In a “Dear Colleague” letter obtained by the Washington Examiner, Stutzman wrote that as a “fourth generation farmer and small business owner” he looks for ways to improve processes and made four pledges:
Pledge #1 – A commitment to regular order.
Pledge #2 – Advance Whip Notifications – Ensuring that you are aware, in advance, of a whip check, including relevant information, so that you have time to prepare.
Pledge #3 – Members will be provided timely copies of the bill text of any substantive replacement manager’s amendment brought to the Floor for a vote.
Pledge #4 – Empowering members on local issues. As one of the first points of contact with leadership, the Whip office will be approachable; serving you in a way that allows you to effectively serve your constituents. Communication must flow freely in both directions between members and leadership.
Stutzman is considered to be a relative long-shot in the race for House majority whip – a position that will likely be vacated if odds-on favorite Majority Whip Kevin McCarthy meets expectations and wins the race for House majority leader.
Stutzman is facing Republican Study Committee Chairman Steve Scalise (R-LA) and Chief Deputy Whip Peter Roskam (R-IL).
The Indiana lawmaker is, however, making a hard bid for the job and has some arguing that his presence could take the whip election to a second ballot.

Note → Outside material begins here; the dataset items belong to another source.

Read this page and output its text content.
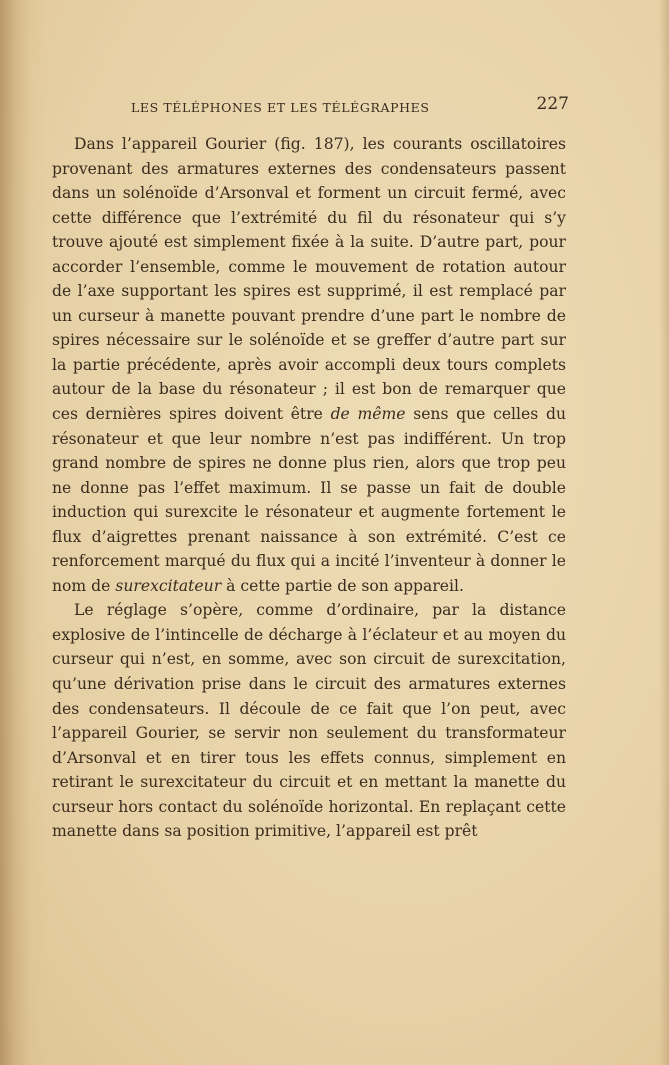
LES TÉLÉPHONES ET LES TÉLÉGRAPHES	227

Dans l’appareil Gourier (fig. 187), les courants oscillatoires provenant des armatures externes des condensateurs passent dans un solénoïde d’Arsonval et forment un circuit fermé, avec cette différence que l’extrémité du fil du résonateur qui s’y trouve ajouté est simplement fixée à la suite. D’autre part, pour accorder l’ensemble, comme le mouvement de rotation autour de l’axe supportant les spires est supprimé, il est remplacé par un curseur à manette pouvant prendre d’une part le nombre de spires nécessaire sur le solénoïde et se greffer d’autre part sur la partie précédente, après avoir accompli deux tours complets autour de la base du résonateur ; il est bon de remarquer que ces dernières spires doivent être de même sens que celles du résonateur et que leur nombre n’est pas indifférent. Un trop grand nombre de spires ne donne plus rien, alors que trop peu ne donne pas l’effet maximum. Il se passe un fait de double induction qui surexcite le résonateur et augmente fortement le flux d’aigrettes prenant naissance à son extrémité. C’est ce renforcement marqué du flux qui a incité l’inventeur à donner le nom de surexcitateur à cette partie de son appareil.

Le réglage s’opère, comme d’ordinaire, par la distance explosive de l’intincelle de décharge à l’éclateur et au moyen du curseur qui n’est, en somme, avec son circuit de surexcitation, qu’une dérivation prise dans le circuit des armatures externes des condensateurs. Il découle de ce fait que l’on peut, avec l’appareil Gourier, se servir non seulement du transformateur d’Arsonval et en tirer tous les effets connus, simplement en retirant le surexcitateur du circuit et en mettant la manette du curseur hors contact du solénoïde horizontal. En replaçant cette manette dans sa position primitive, l’appareil est prêt
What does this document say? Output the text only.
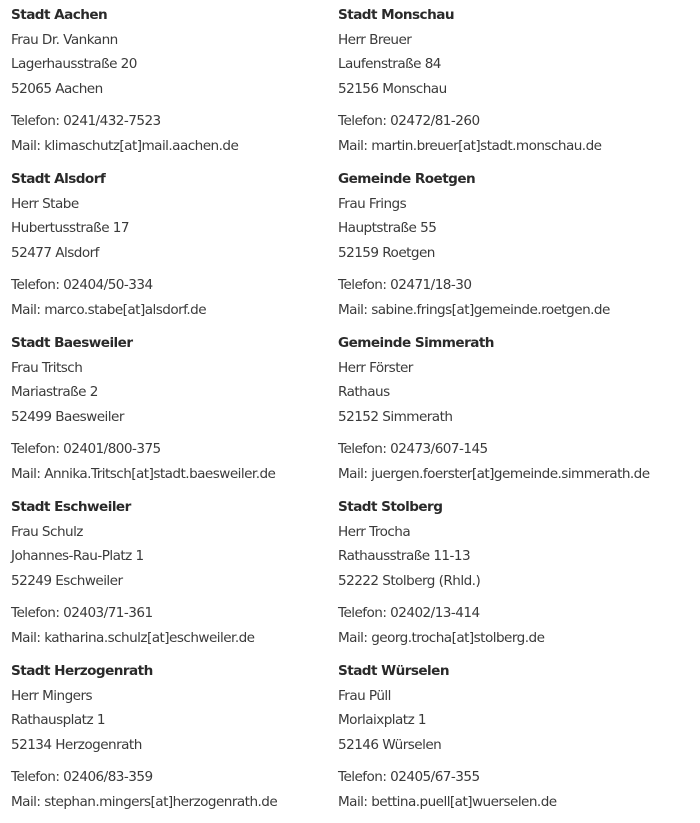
Stadt Aachen
Frau Dr. Vankann
Lagerhausstraße 20
52065 Aachen
Telefon: 0241/432-7523
Mail: klimaschutz[at]mail.aachen.de
Stadt Alsdorf
Herr Stabe
Hubertusstraße 17
52477 Alsdorf
Telefon: 02404/50-334
Mail: marco.stabe[at]alsdorf.de
Stadt Baesweiler
Frau Tritsch
Mariastraße 2
52499 Baesweiler
Telefon: 02401/800-375
Mail: Annika.Tritsch[at]stadt.baesweiler.de
Stadt Eschweiler
Frau Schulz
Johannes-Rau-Platz 1
52249 Eschweiler
Telefon: 02403/71-361
Mail: katharina.schulz[at]eschweiler.de
Stadt Herzogenrath
Herr Mingers
Rathausplatz 1
52134 Herzogenrath
Telefon: 02406/83-359
Mail: stephan.mingers[at]herzogenrath.de
Stadt Monschau
Herr Breuer
Laufenstraße 84
52156 Monschau
Telefon: 02472/81-260
Mail: martin.breuer[at]stadt.monschau.de
Gemeinde Roetgen
Frau Frings
Hauptstraße 55
52159 Roetgen
Telefon: 02471/18-30
Mail: sabine.frings[at]gemeinde.roetgen.de
Gemeinde Simmerath
Herr Förster
Rathaus
52152 Simmerath
Telefon: 02473/607-145
Mail: juergen.foerster[at]gemeinde.simmerath.de
Stadt Stolberg
Herr Trocha
Rathausstraße 11-13
52222 Stolberg (Rhld.)
Telefon: 02402/13-414
Mail: georg.trocha[at]stolberg.de
Stadt Würselen
Frau Püll
Morlaixplatz 1
52146 Würselen
Telefon: 02405/67-355
Mail: bettina.puell[at]wuerselen.de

In his call for support, Stutzman, who came to Congress during the 2010 Tea Party wave, pointed to his work with Gov. Mitch Daniels when he served as Assistant Whip in the Indiana House.
“Under Governor Daniels, I was part of a team offering creative, transparent and bold leadership decisions that got results. I would bring that same approach as your Majority Whip,” he wrote.
Overall, in his Monday missive requesting support, Stutzman wrote that he is the best man for the job, will encourage unity in the party, and noted that one of his motivations is a promise he made to his son on September 11, 2001 for a secure America.
“My goal is to serve our Conference in such a way, that whenever the status quo changes, we are well prepared, able to adjust and ready to lead,” he wrote. “I’m running because I see the potential to fine-tune our process; to make it leaner and more effective in passing good legislation. I’m running because I have the experience and knowledge to improve the inner-workings of our Conference. I’m running because on September 11, 2001 I promised my three-week-old son a better, more secure America, and I see a way forward that will help me keep that promise.”